Invisible Shadows

Silas’s invisible shadow leaves markers of emotion on the milestones of Zephyr’s life.  From birth to smile to first steps to sentences, I revel in Zeph’s vibrant growth overflowing with life, yet I feel the silent echo of our lost son’s nonexistent experiences reverberating through the house, Lu’s eyes, my soul.

Everyone sees Zeph as an only child.  That’s what he is in every obvious way.  But I cannot help wondering how different his life and personality would have been if Silas were here as his older brother.  That it is impossible to fathom how that fundamental variation would have transformed all of our lives is slightly maddening.  I try to picture it and vanish down the vortex of endless possibilities.

I dread the moment Zephyr realizes or is told about the friend and brother he should have had. That sadness is a shadow on my every gesture and thought, and I hate that he will learn, someday, what he doesn’t have. At night as I lay in bed, sometimes the pipes start to knock as they heat up and warm the house.  First it’s soft and light, then louder and more solid.  The knocks are intermittent but consistent and when they wake me up in the middle of the night and I lay there listening, anticipating, waiting for each next knock, I can’t help but think about the soft gray ashes in the drawer next to my bed, next to my head that are all that is left of Silas’s corporeal body and although I don’t believe in ghosts or hauntings or maybe even the afterlife at all, I can’t help but hear his shadow knocking on my soul, knocking softly every day and night, knocking softly on my heart.
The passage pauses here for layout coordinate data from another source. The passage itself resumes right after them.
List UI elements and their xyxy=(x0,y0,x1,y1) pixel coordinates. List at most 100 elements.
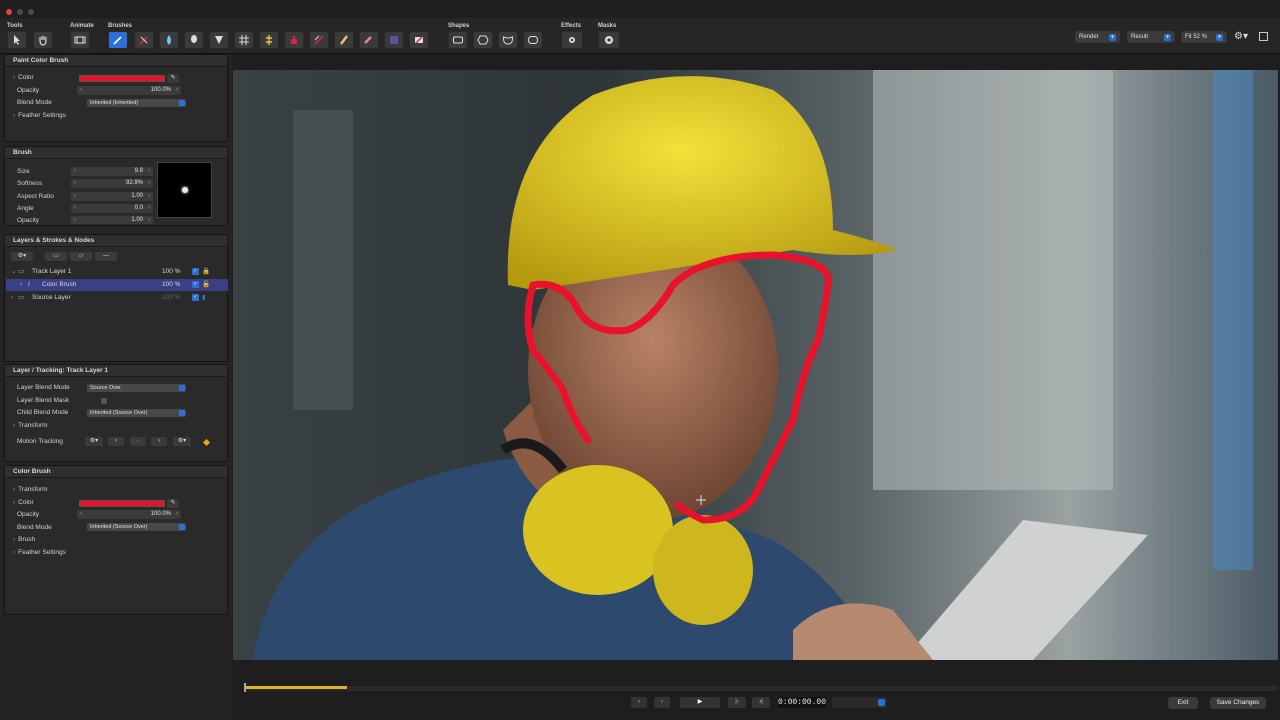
tracking-settings-button[interactable]: ⚙▾ xyxy=(85,437,103,446)
playback-speed-select[interactable] xyxy=(832,697,887,708)
layers-title: Layers & Strokes & Nodes xyxy=(5,235,227,247)
layer-settings-button[interactable]: ⚙▾ xyxy=(11,252,33,261)
lock-icon[interactable]: ▮ xyxy=(202,292,206,304)
track-backward-button[interactable]: ‹ xyxy=(108,437,124,446)
gradient-brush-button[interactable] xyxy=(409,31,429,49)
blend-mode-select[interactable]: Inherited (Inherited) xyxy=(87,99,186,107)
hand-tool-button[interactable] xyxy=(33,31,53,49)
track-forward-button[interactable]: › xyxy=(151,437,167,446)
gradient-icon xyxy=(415,36,423,44)
softness-field[interactable]: ‹ 92.9% › xyxy=(71,179,153,188)
unlock-icon[interactable]: 🔓 xyxy=(202,279,210,291)
chevron-down-icon: ▾ xyxy=(1164,33,1171,41)
brush-opacity-field[interactable]: ‹ 1.00 › xyxy=(71,216,153,224)
disclosure-arrow-icon[interactable]: › xyxy=(13,549,15,556)
color-picker-icon[interactable]: ✎ xyxy=(167,74,179,83)
playhead[interactable] xyxy=(244,683,246,692)
transform-row[interactable]: › Transform xyxy=(13,422,48,429)
brush-row[interactable]: › Brush xyxy=(13,536,35,543)
result-dropdown[interactable]: Result ▾ xyxy=(1127,31,1175,43)
bezier-shape-button[interactable] xyxy=(498,31,518,49)
feather-settings-row[interactable]: › Feather Settings xyxy=(13,549,66,556)
child-blend-mode-select[interactable]: Inherited (Source Over) xyxy=(87,409,186,417)
blur-brush-button[interactable] xyxy=(159,31,179,49)
brush-panel: Brush Size ‹ 9.8 › Softness ‹ 92.9% › Aspect… xyxy=(4,146,228,226)
keyframe-icon[interactable] xyxy=(202,438,211,447)
delete-layer-button[interactable]: — xyxy=(95,252,117,261)
disclosure-arrow-icon[interactable]: › xyxy=(13,112,15,119)
zoom-fit-dropdown[interactable]: Fit 52 % ▾ xyxy=(1181,31,1227,43)
stamp-brush-button[interactable] xyxy=(284,31,304,49)
color-swatch[interactable] xyxy=(79,75,165,82)
zoom-window-button[interactable] xyxy=(28,9,34,15)
dodge-brush-button[interactable] xyxy=(334,31,354,49)
new-folder-button[interactable]: ▱ xyxy=(70,252,92,261)
ellipse-shape-button[interactable] xyxy=(523,31,543,49)
play-button[interactable]: ▶ xyxy=(680,697,720,708)
animate-button[interactable] xyxy=(70,31,90,49)
softness-label: Softness xyxy=(17,180,43,187)
opacity-field[interactable]: ‹ 100.0% › xyxy=(77,86,181,95)
effects-menu-button[interactable] xyxy=(561,31,583,49)
feather-settings-row[interactable]: › Feather Settings xyxy=(13,112,66,119)
render-dropdown[interactable]: Render ▾ xyxy=(1075,31,1120,43)
transform-row[interactable]: › Transform xyxy=(13,486,48,493)
warp-brush-button[interactable] xyxy=(259,31,279,49)
opacity-field[interactable]: ‹ 100.0% › xyxy=(77,510,181,519)
layer-blend-mask-checkbox[interactable] xyxy=(101,398,107,404)
fill-brush-button[interactable] xyxy=(209,31,229,49)
layer-row-color-brush[interactable]: › / Color Brush 100 % ✓ 🔓 xyxy=(6,279,228,291)
visible-checkbox[interactable]: ✓ xyxy=(192,268,199,275)
go-to-end-button[interactable]: ›| xyxy=(752,697,770,708)
grid-brush-button[interactable] xyxy=(234,31,254,49)
angle-field[interactable]: ‹ 0.0 › xyxy=(71,204,153,213)
blend-mode-value: Inherited (Source Over) xyxy=(90,524,148,530)
layer-row-source-layer[interactable]: › ▭ Source Layer 100 % ✓ ▮ xyxy=(6,292,228,304)
settings-gear-icon[interactable]: ⚙▾ xyxy=(1234,31,1254,43)
expand-arrow-icon[interactable]: › xyxy=(20,279,22,291)
layer-blend-mode-select[interactable]: Source Over xyxy=(87,384,186,392)
lock-icon[interactable]: 🔒 xyxy=(202,266,210,278)
layer-row-track-layer[interactable]: ⌄ ▭ Track Layer 1 100 % ✓ 🔒 xyxy=(6,266,228,278)
select-tool-button[interactable] xyxy=(7,31,27,49)
disclosure-arrow-icon[interactable]: › xyxy=(13,74,15,81)
timeline-bar[interactable] xyxy=(244,683,1278,692)
masks-menu-button[interactable] xyxy=(598,31,620,49)
texture-brush-button[interactable] xyxy=(309,31,329,49)
timecode-display[interactable]: 0:00:00.00 xyxy=(778,697,826,708)
track-stop-button[interactable]: · xyxy=(130,437,146,446)
color-swatch[interactable] xyxy=(79,500,165,507)
save-changes-button[interactable]: Save Changes xyxy=(1210,697,1266,709)
rectangle-shape-button[interactable] xyxy=(448,31,468,49)
fullscreen-icon[interactable] xyxy=(1259,32,1268,41)
exit-button[interactable]: Exit xyxy=(1168,697,1198,709)
brush-preview xyxy=(157,162,212,218)
size-field[interactable]: ‹ 9.8 › xyxy=(71,167,153,176)
previous-frame-button[interactable]: ‹ xyxy=(631,697,647,708)
eraser-brush-button[interactable] xyxy=(359,31,379,49)
expand-arrow-icon[interactable]: › xyxy=(11,292,13,304)
color-row: › Color xyxy=(13,499,34,506)
blend-mode-select[interactable]: Inherited (Source Over) xyxy=(87,523,186,531)
disclosure-arrow-icon[interactable]: › xyxy=(13,536,15,543)
expand-arrow-icon[interactable]: ⌄ xyxy=(11,266,16,278)
visible-checkbox[interactable]: ✓ xyxy=(192,281,199,288)
disclosure-arrow-icon[interactable]: › xyxy=(13,486,15,493)
paint-brush-button[interactable] xyxy=(108,31,128,49)
image-viewer[interactable] xyxy=(233,70,1278,660)
disclosure-arrow-icon[interactable]: › xyxy=(13,499,15,506)
go-to-start-button[interactable]: |‹ xyxy=(728,697,746,708)
new-layer-button[interactable]: ▭ xyxy=(45,252,67,261)
next-frame-button[interactable]: › xyxy=(654,697,670,708)
polygon-shape-button[interactable] xyxy=(473,31,493,49)
tracking-options-button[interactable]: ⚙▾ xyxy=(173,437,191,446)
clone-brush-button[interactable] xyxy=(134,31,154,49)
replace-brush-button[interactable] xyxy=(384,31,404,49)
aspect-ratio-field[interactable]: ‹ 1.00 › xyxy=(71,192,153,201)
visible-checkbox[interactable]: ✓ xyxy=(192,294,199,301)
smudge-brush-button[interactable] xyxy=(184,31,204,49)
disclosure-arrow-icon[interactable]: › xyxy=(13,422,15,429)
close-window-button[interactable] xyxy=(6,9,12,15)
minimize-window-button[interactable] xyxy=(17,9,23,15)
color-picker-icon[interactable]: ✎ xyxy=(167,499,179,508)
I see his fleet shadow flying around the corner when I walk with Zeph down the block.  Silas is already ahead, already gone, but I’ve got to keep this little guy’s hand in mine as we amble along, going slow like only a two year old can do.

Do you have moments when you feel your lost child closely?  Is it a sound or a place or state of mind?  If you were fortunate enough to have children after your lost child, what was it like to explain to them what happened?  How do you deal with the what-ifs & should-have-beens?